妊娠に気付いたのは、半年の研修を終え東京に戻ってきたときだった。初めは頑なに父親の正体を明かさなかった深雪だったが、ようやく全てを話したときには、既に臨月を迎えていた。深花の父親である男性には、家族があった。だが、深雪は彼を愛しており、だからこそ彼の生活を壊したくないと、彼には子供の存在を告げず、一人で育てていくことを決意したのであった。

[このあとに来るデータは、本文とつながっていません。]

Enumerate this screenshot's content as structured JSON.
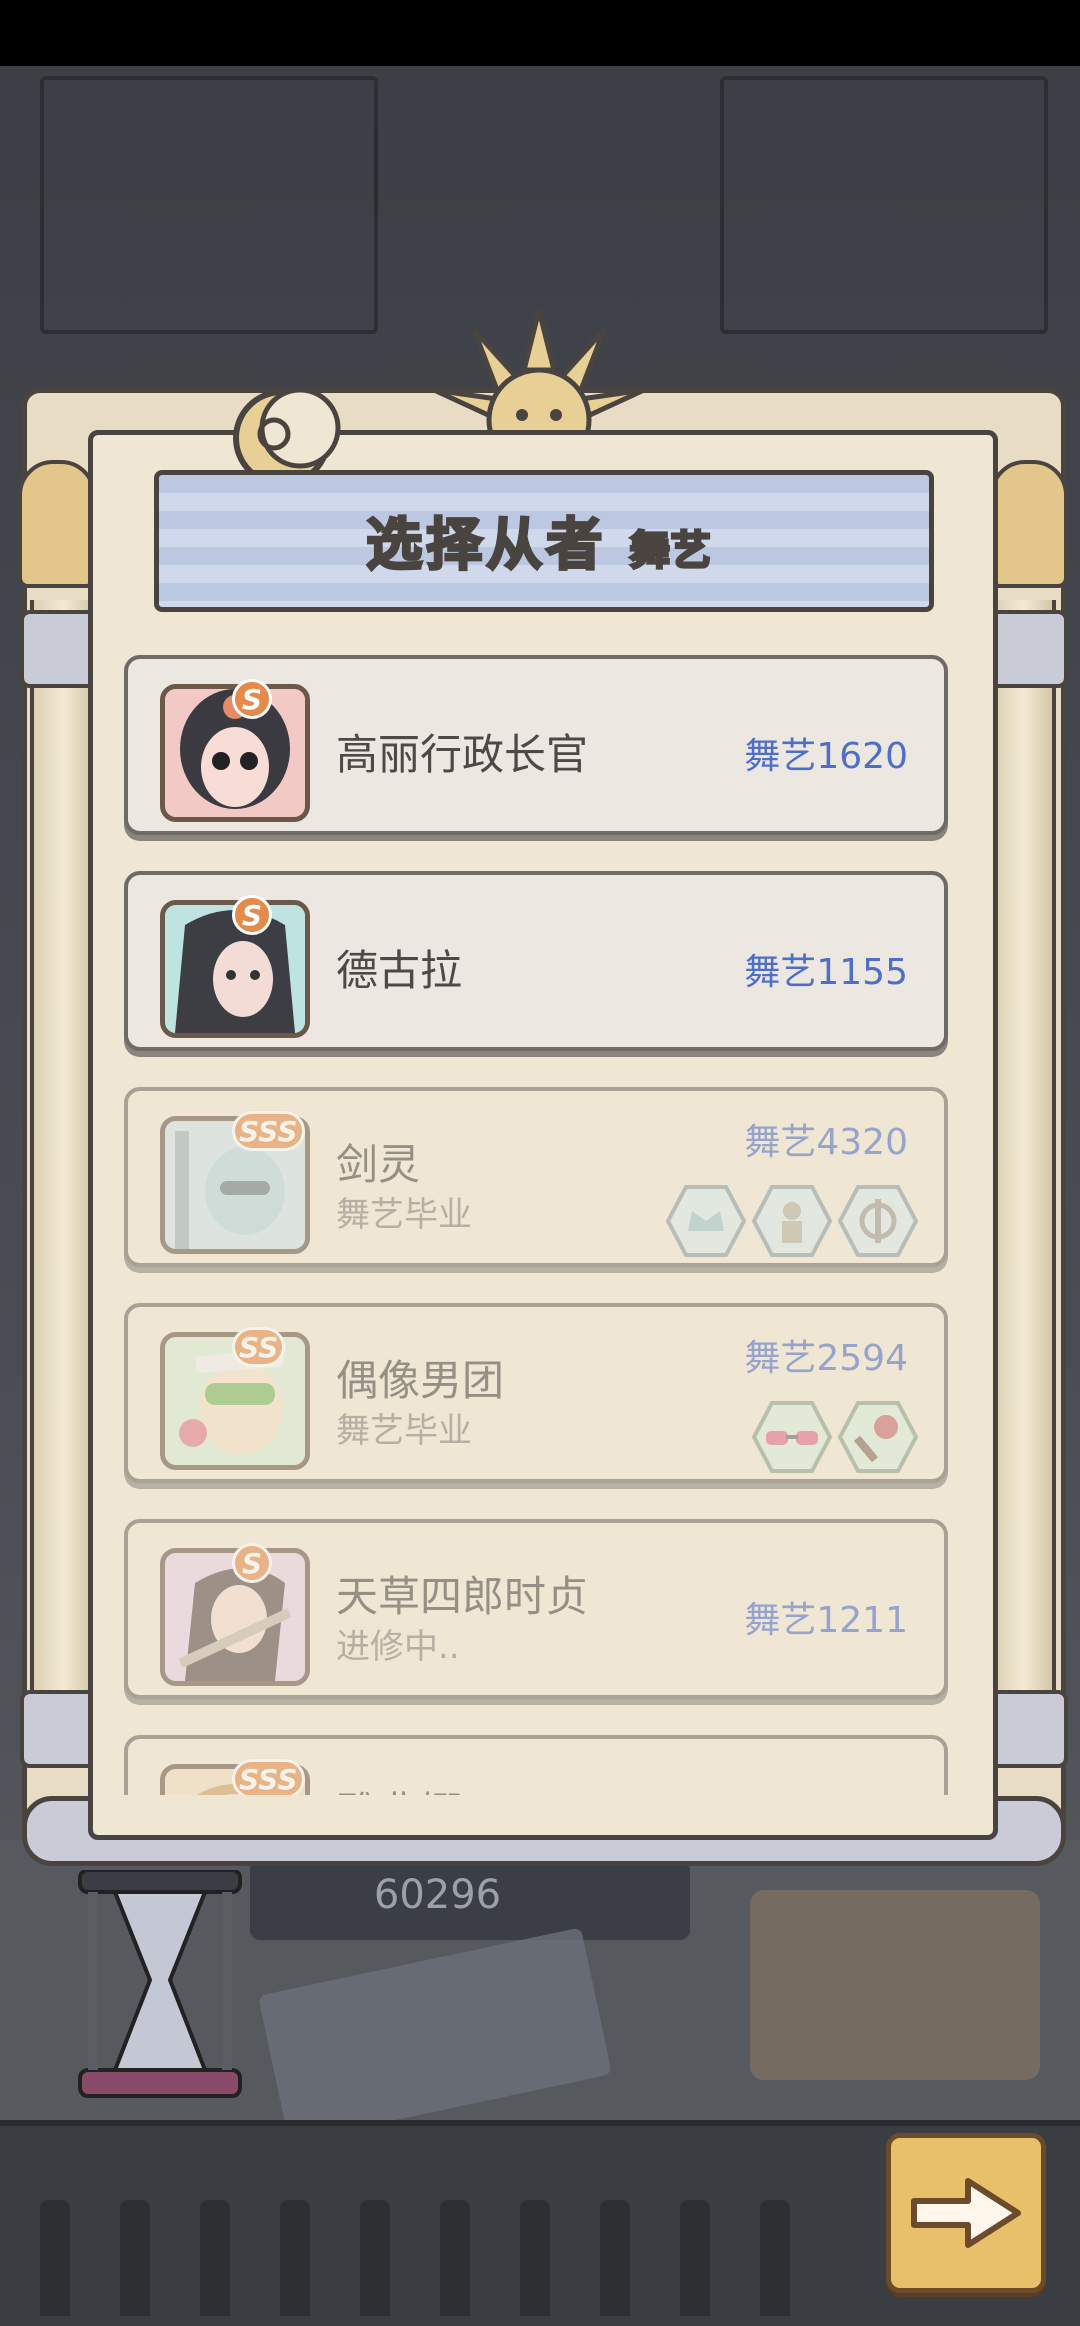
{
  "dialog": {
    "title": "选择从者",
    "subtitle": "舞艺"
  },
  "servants": [
    {
      "name": "高丽行政长官",
      "rank": "S",
      "stat": "舞艺1620",
      "status": "",
      "available": true,
      "relics": []
    },
    {
      "name": "德古拉",
      "rank": "S",
      "stat": "舞艺1155",
      "status": "",
      "available": true,
      "relics": []
    },
    {
      "name": "剑灵",
      "rank": "SSS",
      "stat": "舞艺4320",
      "status": "舞艺毕业",
      "available": false,
      "relics": [
        "crown-relic-icon",
        "figure-relic-icon",
        "altar-relic-icon"
      ]
    },
    {
      "name": "偶像男团",
      "rank": "SS",
      "stat": "舞艺2594",
      "status": "舞艺毕业",
      "available": false,
      "relics": [
        "sunglasses-relic-icon",
        "microphone-relic-icon"
      ]
    },
    {
      "name": "天草四郎时贞",
      "rank": "S",
      "stat": "舞艺1211",
      "status": "进修中..",
      "available": false,
      "relics": []
    },
    {
      "name": "雅典娜",
      "rank": "SSS",
      "stat": "",
      "status": "",
      "available": false,
      "relics": []
    }
  ],
  "background": {
    "score": "60296"
  },
  "colors": {
    "stat_blue": "#4f6fc7",
    "rank_orange": "#e48a4a",
    "panel_cream": "#efe6d3",
    "banner_blue": "#bcc8e2"
  }
}
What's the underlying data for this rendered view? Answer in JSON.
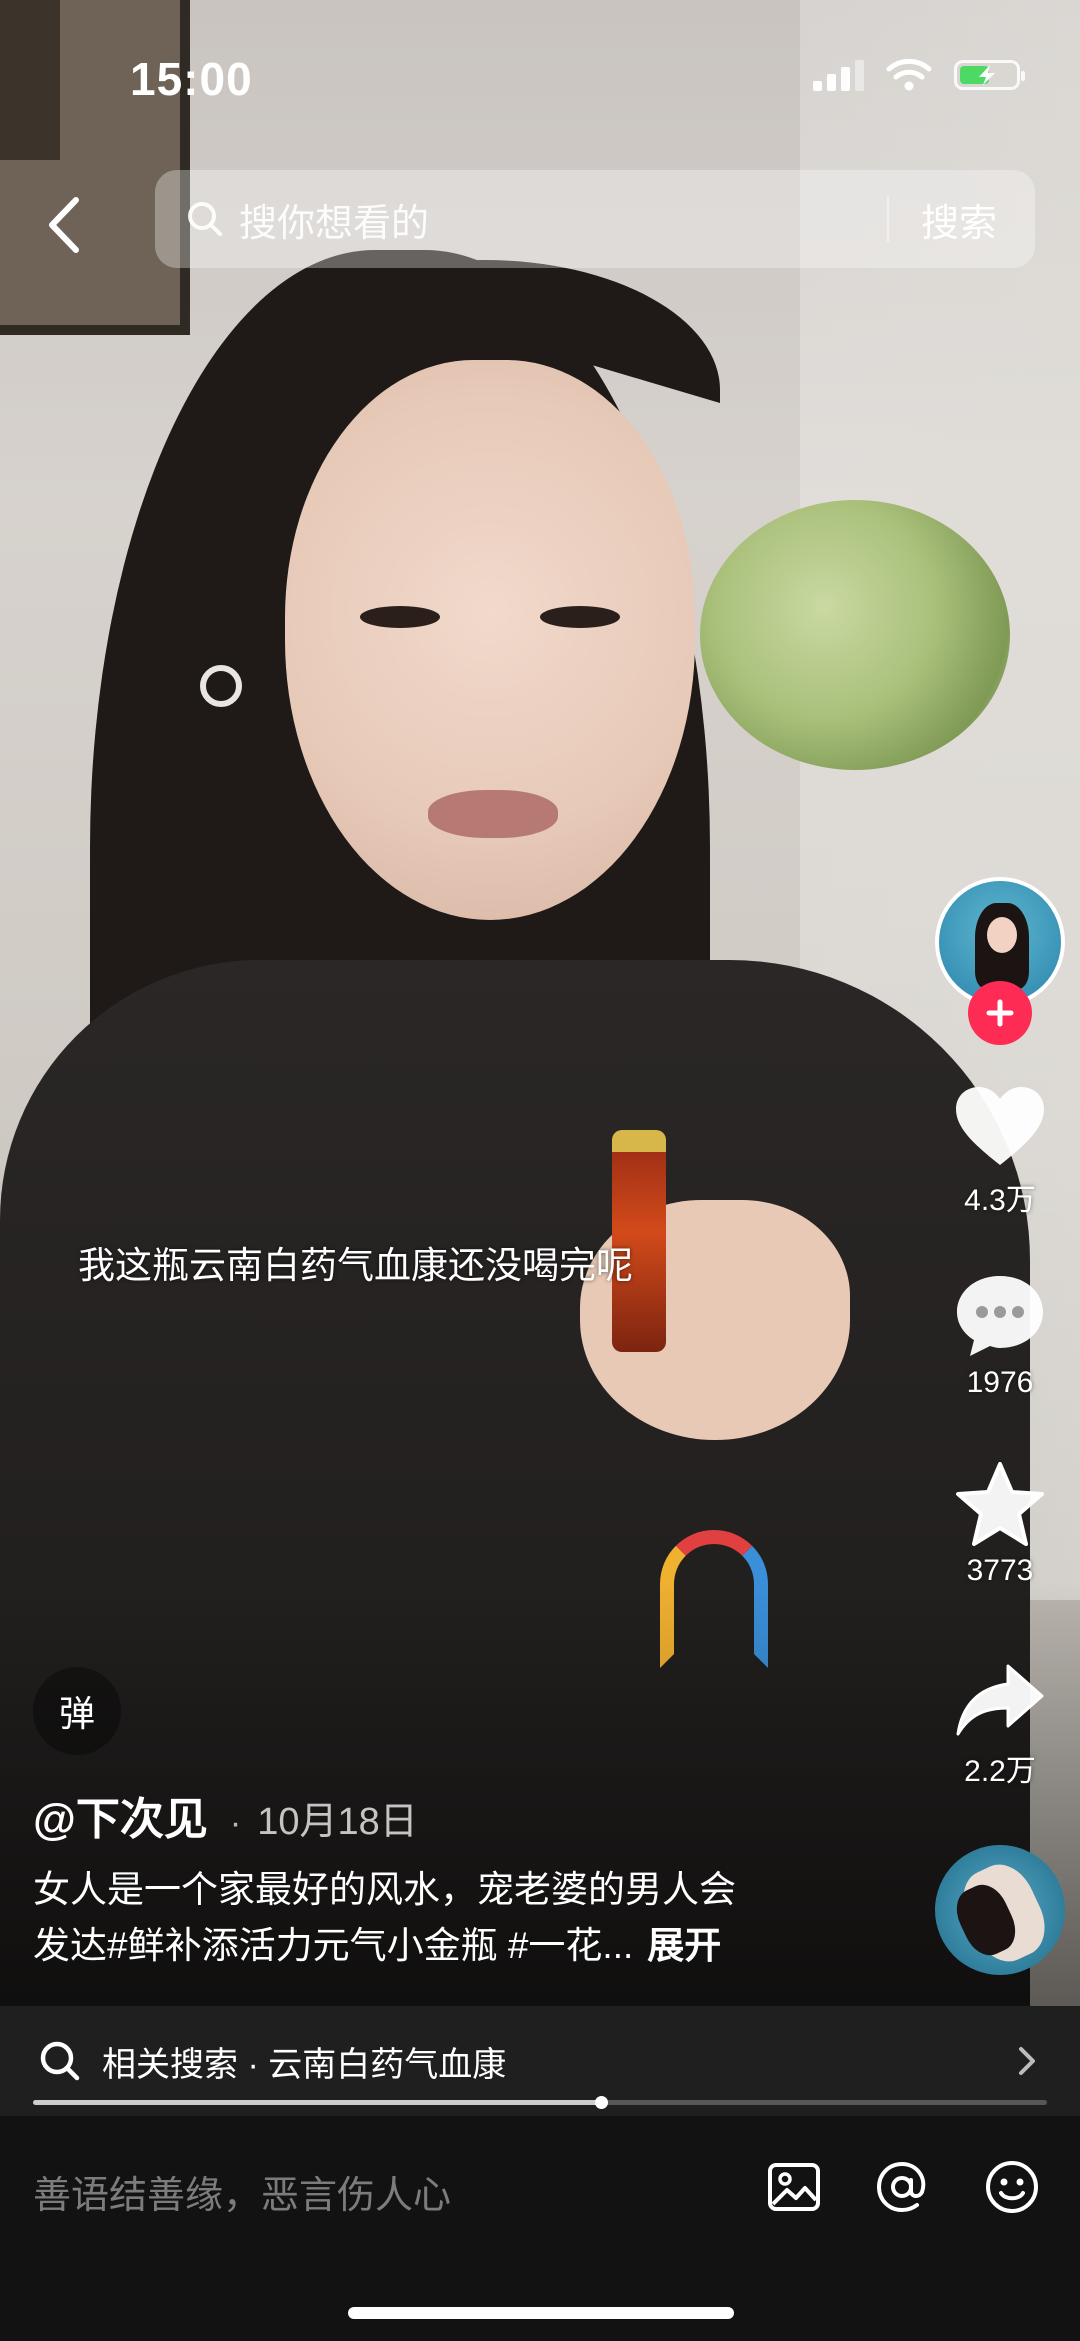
{
  "status_bar": {
    "time": "15:00",
    "battery_level": 0.58
  },
  "search": {
    "placeholder": "搜你想看的",
    "button_label": "搜索"
  },
  "video": {
    "subtitle": "我这瓶云南白药气血康还没喝完呢",
    "progress": 0.56
  },
  "rail": {
    "likes": "4.3万",
    "comments": "1976",
    "favorites": "3773",
    "shares": "2.2万"
  },
  "post": {
    "danmu_label": "弹",
    "author": "@下次见",
    "date": "10月18日",
    "caption_line1": "女人是一个家最好的风水，宠老婆的男人会",
    "caption_line2": "发达#鲜补添活力元气小金瓶 #一花...",
    "expand_label": "展开"
  },
  "related_search": {
    "text": "相关搜索 · 云南白药气血康"
  },
  "comment_bar": {
    "placeholder": "善语结善缘，恶言伤人心"
  },
  "colors": {
    "accent": "#fe2c55",
    "battery_green": "#4cd964"
  }
}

当時、まだ高校三年だった深月には、そんな深雪が理解できないでいた。愛しているなら何があってもその人と結ばれたい、永遠に一緒にいたいと思うものではなかろうか、と。しかし、深雪が一人で育てていくと決めた以上、その話題がタブーであるかのような空気が、藤城家には流れていた。だから、深花が生まれてから、深花の父親のことに関して、深月も、郁子、深雪本人も触れることはなかった。
「月ちゃ〜ん!」
園庭で遊んでいた深花は、深月を見つけると一目散に深月目掛けて走ってきた。
「深花、お迎え来たよ。」
そう言って、深月は深花を抱きしめた。すると、深花が
「どうしたの?おめめ、赤いよ。」
と、深月の顔を触った。まさか、さっきまで失恋で大ベソかいていたとは言えない。
「あ、あれ?なんだかゴミが入っちゃったみたい。」
深月は、そうごまかして一人で笑った。深花は、どことなく不思議そうな顔付きで深月を見ていた。
「そうだ!ケーキでも食べて帰ろうか。」
「うん!」
深月と深花は、互いに満面の笑みを浮かべた。